Identification and functional characterization of the distinct plant pectin esterases PAE8 and PAE9 and their deletion mutants

PAE8 and PAE9 have pectin acetylesterase activity and together remove one-third of the cell wall acetate associated with pectin formation in Arabidopsis leaves. In pae8 and pae9 mutants, substantial amounts of acetate accumulate in cell walls. In addition, the inflorescence stem height is decreased. Pectic polysaccharides constitute a significant part of the primary cell walls in dicotyledonous angiosperms. This diverse group of polysaccharides has been implicated in several physiological processes including cell-to-cell adhesion and pathogenesis. Several pectic polysaccharides contain acetyl-moieties directly affecting their physical properties such as gelling capacity, an important trait for the food industry. In order to gain further insight into the biological role of pectin acetylation, a reverse genetics approach was used to investigate the function of genes that are members of the Pectin AcetylEsterase gene family (PAE) in Arabidopsis.

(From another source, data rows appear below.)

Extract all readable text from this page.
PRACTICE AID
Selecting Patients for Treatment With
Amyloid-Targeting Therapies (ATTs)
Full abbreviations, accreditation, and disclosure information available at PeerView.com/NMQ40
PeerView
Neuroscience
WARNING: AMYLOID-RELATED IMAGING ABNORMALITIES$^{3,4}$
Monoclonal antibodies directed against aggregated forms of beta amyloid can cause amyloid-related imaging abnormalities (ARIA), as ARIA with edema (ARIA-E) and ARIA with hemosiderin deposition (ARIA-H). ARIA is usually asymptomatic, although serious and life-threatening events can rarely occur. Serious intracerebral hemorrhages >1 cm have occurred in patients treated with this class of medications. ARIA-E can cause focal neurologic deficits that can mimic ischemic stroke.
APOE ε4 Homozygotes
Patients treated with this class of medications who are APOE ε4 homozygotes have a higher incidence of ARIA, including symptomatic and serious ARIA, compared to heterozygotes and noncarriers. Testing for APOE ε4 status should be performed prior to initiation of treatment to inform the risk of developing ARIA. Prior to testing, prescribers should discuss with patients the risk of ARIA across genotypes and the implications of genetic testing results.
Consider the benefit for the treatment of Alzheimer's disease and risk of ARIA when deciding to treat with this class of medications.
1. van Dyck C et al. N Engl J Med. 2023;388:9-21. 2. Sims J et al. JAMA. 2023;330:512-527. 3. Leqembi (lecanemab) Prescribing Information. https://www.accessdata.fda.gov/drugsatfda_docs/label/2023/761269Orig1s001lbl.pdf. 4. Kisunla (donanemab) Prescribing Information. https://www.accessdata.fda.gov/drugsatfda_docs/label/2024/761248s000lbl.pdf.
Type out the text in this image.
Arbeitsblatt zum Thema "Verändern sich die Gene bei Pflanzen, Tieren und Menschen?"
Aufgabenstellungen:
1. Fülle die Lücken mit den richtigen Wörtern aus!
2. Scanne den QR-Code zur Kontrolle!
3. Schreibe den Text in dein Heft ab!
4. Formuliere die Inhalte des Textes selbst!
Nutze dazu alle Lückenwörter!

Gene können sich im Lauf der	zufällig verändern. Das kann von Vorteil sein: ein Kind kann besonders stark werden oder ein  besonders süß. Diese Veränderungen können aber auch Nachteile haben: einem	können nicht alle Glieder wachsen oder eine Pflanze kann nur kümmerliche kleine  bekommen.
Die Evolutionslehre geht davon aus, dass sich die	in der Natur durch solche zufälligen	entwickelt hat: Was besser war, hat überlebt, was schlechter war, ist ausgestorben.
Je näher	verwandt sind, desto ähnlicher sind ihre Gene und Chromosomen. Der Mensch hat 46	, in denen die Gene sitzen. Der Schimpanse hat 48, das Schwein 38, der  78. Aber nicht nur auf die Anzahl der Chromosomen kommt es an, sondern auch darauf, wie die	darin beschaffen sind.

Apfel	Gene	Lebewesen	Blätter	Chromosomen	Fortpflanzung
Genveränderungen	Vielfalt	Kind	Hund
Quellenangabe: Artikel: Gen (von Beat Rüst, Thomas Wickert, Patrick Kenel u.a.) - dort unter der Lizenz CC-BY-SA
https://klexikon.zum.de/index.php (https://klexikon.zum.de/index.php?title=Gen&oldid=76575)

Mutations in two members of the PAE family (PAE8 and PAE9) lead to cell walls with an approximately 20 % increase in acetate content. High-molecular-weight fractions enriched in pectic rhamnogalacturonan I (RGI) extracted from the mutants had increased acetate content. In addition, the pae8 mutant displayed increased acetate content also in low-molecular-weight pectic fractions. The pae8/pae9-2 double mutant exhibited an additive effect by increasing wall acetate content by up to 37 %, suggesting that the two genes are not redundant and act on acetyl-substituents of different pectic domains. The pae8 and pae8/pae9-2 mutants exhibit reduced inflorescence growth underscoring the role of pectic acetylation in plant development. When heterologously expressed and purified, both gene products were shown to release acetate from the corresponding mutant pectic fractions in vitro. PAEs play a significant role in modulating the acetylation state of pectic polymers in the wall, highlighting the importance of apoplastic metabolism for the plant cell and plant growth.